El Gobierno de Abelardo De La Espriella anunció la salida de Ricardo Valencia de la dirección del Departamento Administrativo Nacional de Estadística (Dane), luego de que el presidente declarara insubsistente su nombramiento.
La decisión fue justificada por la Presidencia bajo el argumento de que se requiere una revisión rigurosa de la información estadística producida por la entidad y que Valencia habría incumplido una directiva presidencial.
El anuncio abre un nuevo capítulo de discusión sobre el papel del Dane, una entidad fundamental para el país porque tiene a su cargo la producción y divulgación de las principales estadísticas oficiales de Colombia, utilizadas para tomar decisiones económicas y sociales.
El Gobierno dice que respetará la independencia técnica
Desde la Presidencia se aseguró que la salida de Valencia no significa que el Gobierno pretenda intervenir en la metodología o en los resultados estadísticos del Dane.
Sin embargo, el Ejecutivo marcó una línea que generó atención en el debate público:
“Independencia técnica, sí. Posición política de un organismo técnico, no”.
Con esta afirmación, el Gobierno busca diferenciar entre la autonomía que debe tener la entidad para producir estadísticas bajo criterios técnicos y cualquier actuación que, a su juicio, pueda interpretarse como una postura política desde un organismo estatal encargado de generar información oficial.

¿Qué implica la salida de Valencia?
El cambio de director puede tener varias implicaciones para el Dane y para la percepción pública de sus estadísticas.
La primera tiene que ver con la credibilidad institucional. Los indicadores de empleo, inflación, pobreza, crecimiento económico y otros datos producidos por el Dane son utilizados por el Gobierno, el Congreso, empresas, universidades, organismos internacionales y ciudadanos para evaluar la situación del país.
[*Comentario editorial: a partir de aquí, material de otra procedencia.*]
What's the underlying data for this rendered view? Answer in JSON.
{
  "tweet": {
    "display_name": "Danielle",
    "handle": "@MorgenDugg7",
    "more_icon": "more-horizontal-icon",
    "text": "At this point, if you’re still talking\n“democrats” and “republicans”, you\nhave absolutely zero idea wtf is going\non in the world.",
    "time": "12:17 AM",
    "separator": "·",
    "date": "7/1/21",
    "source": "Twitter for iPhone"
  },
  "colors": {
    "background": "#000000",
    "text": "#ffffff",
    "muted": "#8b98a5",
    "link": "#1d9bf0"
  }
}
Por eso, cualquier relevo en su dirección genera especial atención sobre la continuidad de las metodologías y sobre las garantías de independencia técnica.
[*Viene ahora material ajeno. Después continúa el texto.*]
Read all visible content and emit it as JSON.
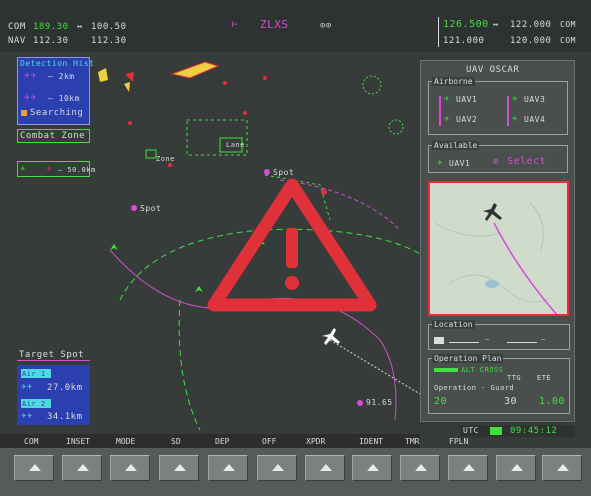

El segundo punto será la llegada de un nuevo director. El reto para quien asuma el cargo será mantener la confianza en los procesos estadísticos y, al mismo tiempo, responder a las exigencias de revisión planteadas por la administración de De La Espriella.
La tercera implicación es política. La salida de Valencia podría convertirse en un nuevo escenario de confrontación entre el Gobierno y sectores que interpreten el relevo como una posible interferencia sobre una entidad que históricamente ha debido mantener distancia frente a los intereses políticos de turno.
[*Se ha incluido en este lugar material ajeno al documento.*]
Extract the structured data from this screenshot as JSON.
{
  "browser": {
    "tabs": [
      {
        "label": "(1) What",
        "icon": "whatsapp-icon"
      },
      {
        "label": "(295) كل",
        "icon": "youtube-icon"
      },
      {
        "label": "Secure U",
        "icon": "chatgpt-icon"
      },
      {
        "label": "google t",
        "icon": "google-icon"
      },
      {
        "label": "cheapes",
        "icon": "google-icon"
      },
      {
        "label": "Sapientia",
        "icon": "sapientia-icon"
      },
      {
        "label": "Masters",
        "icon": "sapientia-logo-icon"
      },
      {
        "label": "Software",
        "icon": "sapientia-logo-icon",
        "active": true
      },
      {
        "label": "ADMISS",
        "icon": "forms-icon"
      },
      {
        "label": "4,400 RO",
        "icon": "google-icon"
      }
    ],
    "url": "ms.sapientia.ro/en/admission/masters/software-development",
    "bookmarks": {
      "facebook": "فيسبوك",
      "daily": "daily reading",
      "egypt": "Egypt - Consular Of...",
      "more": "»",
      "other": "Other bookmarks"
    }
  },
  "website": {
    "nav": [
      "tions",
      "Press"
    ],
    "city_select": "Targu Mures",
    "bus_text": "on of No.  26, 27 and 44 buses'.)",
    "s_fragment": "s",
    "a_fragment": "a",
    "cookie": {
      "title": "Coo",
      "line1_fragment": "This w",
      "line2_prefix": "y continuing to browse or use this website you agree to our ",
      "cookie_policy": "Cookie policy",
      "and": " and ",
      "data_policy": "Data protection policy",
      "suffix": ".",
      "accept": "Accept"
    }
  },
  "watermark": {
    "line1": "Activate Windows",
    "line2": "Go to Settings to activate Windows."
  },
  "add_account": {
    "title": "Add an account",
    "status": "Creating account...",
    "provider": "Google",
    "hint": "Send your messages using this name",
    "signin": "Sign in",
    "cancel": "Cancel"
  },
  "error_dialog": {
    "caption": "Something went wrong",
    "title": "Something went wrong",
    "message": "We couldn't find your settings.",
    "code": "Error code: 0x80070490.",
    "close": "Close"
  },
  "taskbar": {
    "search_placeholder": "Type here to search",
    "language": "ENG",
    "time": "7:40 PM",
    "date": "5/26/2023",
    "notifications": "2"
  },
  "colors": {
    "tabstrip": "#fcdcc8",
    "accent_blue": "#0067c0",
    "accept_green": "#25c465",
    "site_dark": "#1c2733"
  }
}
El nuevo director tendrá una tarea clave
Más allá del cambio administrativo, el desafío será demostrar que las estadísticas oficiales continúan respondiendo a criterios técnicos, metodologías verificables y estándares de calidad, independientemente de quién ocupe la Presidencia o la dirección del Dane.
La administración De La Espriella, por su parte, deberá explicar con precisión cuáles fueron los supuestos incumplimientos atribuidos a Valencia y qué mecanismos utilizará para garantizar la revisión de la información estadística sin afectar la autonomía técnica de la entidad.
El relevo, por tanto, no solo representa el cambio de un funcionario. También pone sobre la mesa una pregunta de fondo: ¿cómo garantizar que el Dane sea independiente técnicamente sin convertirse en un actor político y, al mismo tiempo, evitar que el Gobierno de turno termine condicionando la producción de las estadísticas oficiales?